Abstract

Experiments with two formation controllers for marine unmanned surface vessels are reported. The formation controllers are designed using the nonlinear robust model-based sliding mode approach. The marine vehicles can operate in arbitrary formation configurations by using two leader-follower control schemes. For the design of these controller schemes 3 degrees of freedom (DOFs) of surge, sway, and yaw are assumed in the planar motion of the marine surface vessels. Each vessel only has two actuators; therefore, the vessels are underactuated and the lack of a kinematic constraint puts them into the holonomic system category. In this work, the position of a control point on the vessel is controlled, and the orientation dynamics is not directly controlled. Therefore, there is a potential for an oscillatory yaw motion to occur. It is shown that the orientation dynamics, as the internal dynamics of this underactuated system, is stable, i.e., the follower vehicle does not oscillate about its control point during the formation maneuvers.
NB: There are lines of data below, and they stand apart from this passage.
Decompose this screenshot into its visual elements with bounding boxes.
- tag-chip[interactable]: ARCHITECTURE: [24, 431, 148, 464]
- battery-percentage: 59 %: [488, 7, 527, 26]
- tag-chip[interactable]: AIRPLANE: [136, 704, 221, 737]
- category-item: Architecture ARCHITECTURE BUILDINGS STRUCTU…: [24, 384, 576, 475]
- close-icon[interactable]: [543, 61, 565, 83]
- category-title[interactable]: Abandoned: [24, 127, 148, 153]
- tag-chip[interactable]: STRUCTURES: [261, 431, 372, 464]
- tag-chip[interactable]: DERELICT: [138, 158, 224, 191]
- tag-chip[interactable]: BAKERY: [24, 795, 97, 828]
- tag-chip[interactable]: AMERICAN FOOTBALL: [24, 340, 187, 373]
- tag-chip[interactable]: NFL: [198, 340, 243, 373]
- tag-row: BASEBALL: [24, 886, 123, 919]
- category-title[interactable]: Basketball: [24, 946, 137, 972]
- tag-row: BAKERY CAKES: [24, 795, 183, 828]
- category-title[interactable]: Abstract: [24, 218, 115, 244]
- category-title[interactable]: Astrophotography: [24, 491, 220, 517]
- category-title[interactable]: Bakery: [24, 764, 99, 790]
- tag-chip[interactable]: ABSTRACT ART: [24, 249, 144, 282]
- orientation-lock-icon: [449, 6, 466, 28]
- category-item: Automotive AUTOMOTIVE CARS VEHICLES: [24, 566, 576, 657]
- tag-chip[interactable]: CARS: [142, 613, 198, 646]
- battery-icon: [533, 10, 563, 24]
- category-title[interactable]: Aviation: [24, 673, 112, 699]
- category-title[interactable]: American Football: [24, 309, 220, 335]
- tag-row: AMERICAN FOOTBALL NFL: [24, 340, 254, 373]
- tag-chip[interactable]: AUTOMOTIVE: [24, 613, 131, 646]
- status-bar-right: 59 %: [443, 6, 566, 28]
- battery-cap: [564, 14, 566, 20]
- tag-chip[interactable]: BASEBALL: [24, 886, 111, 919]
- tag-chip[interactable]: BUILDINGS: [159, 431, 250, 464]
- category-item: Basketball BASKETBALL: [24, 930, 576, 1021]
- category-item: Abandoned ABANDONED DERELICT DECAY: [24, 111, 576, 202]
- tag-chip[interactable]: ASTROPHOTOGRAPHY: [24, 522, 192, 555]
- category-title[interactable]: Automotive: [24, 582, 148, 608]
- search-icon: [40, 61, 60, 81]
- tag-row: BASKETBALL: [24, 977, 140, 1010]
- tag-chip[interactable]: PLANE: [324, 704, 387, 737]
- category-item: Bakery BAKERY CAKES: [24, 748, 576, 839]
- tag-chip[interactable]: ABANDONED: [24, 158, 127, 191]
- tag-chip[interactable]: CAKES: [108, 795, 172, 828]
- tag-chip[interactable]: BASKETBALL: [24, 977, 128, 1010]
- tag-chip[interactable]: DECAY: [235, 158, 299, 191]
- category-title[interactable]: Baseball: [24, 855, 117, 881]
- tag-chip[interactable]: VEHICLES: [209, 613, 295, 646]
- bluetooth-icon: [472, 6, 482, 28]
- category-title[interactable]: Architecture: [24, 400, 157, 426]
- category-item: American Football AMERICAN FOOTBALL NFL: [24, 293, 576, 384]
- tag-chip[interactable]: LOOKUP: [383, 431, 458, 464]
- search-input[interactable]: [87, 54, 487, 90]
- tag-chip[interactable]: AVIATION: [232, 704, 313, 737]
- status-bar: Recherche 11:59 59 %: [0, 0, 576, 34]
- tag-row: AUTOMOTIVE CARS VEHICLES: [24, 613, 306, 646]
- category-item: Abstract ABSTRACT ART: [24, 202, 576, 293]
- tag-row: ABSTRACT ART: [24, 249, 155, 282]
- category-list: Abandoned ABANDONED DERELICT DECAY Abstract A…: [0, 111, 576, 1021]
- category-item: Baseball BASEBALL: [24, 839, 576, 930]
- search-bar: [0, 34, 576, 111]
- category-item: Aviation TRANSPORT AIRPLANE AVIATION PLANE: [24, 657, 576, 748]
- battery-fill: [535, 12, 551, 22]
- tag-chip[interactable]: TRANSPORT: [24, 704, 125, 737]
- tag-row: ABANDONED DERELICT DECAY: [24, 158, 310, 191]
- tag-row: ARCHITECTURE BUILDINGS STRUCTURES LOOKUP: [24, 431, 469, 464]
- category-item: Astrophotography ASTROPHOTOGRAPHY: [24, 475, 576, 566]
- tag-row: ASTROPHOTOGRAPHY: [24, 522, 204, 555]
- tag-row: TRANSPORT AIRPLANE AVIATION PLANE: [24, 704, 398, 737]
The proposed formation controller relies only on the state information obtained from the immediate neighbors of the vessel and the vessel itself. The effectiveness and robustness of formation control laws in the presence of parameter uncertainty and environmental disturbances are demonstrated by using both simulations and field experiments. The experiments were performed in a natural environment on a lake using a small test boat, and show robust performance to parameter uncertainty and disturbance. This paper reports the first experimental verification of the above mentioned approach, whose unique features are the use of a control point, the zero-dynamic stability analysis, the use of leader-follower method and a nonlinear robust control approach.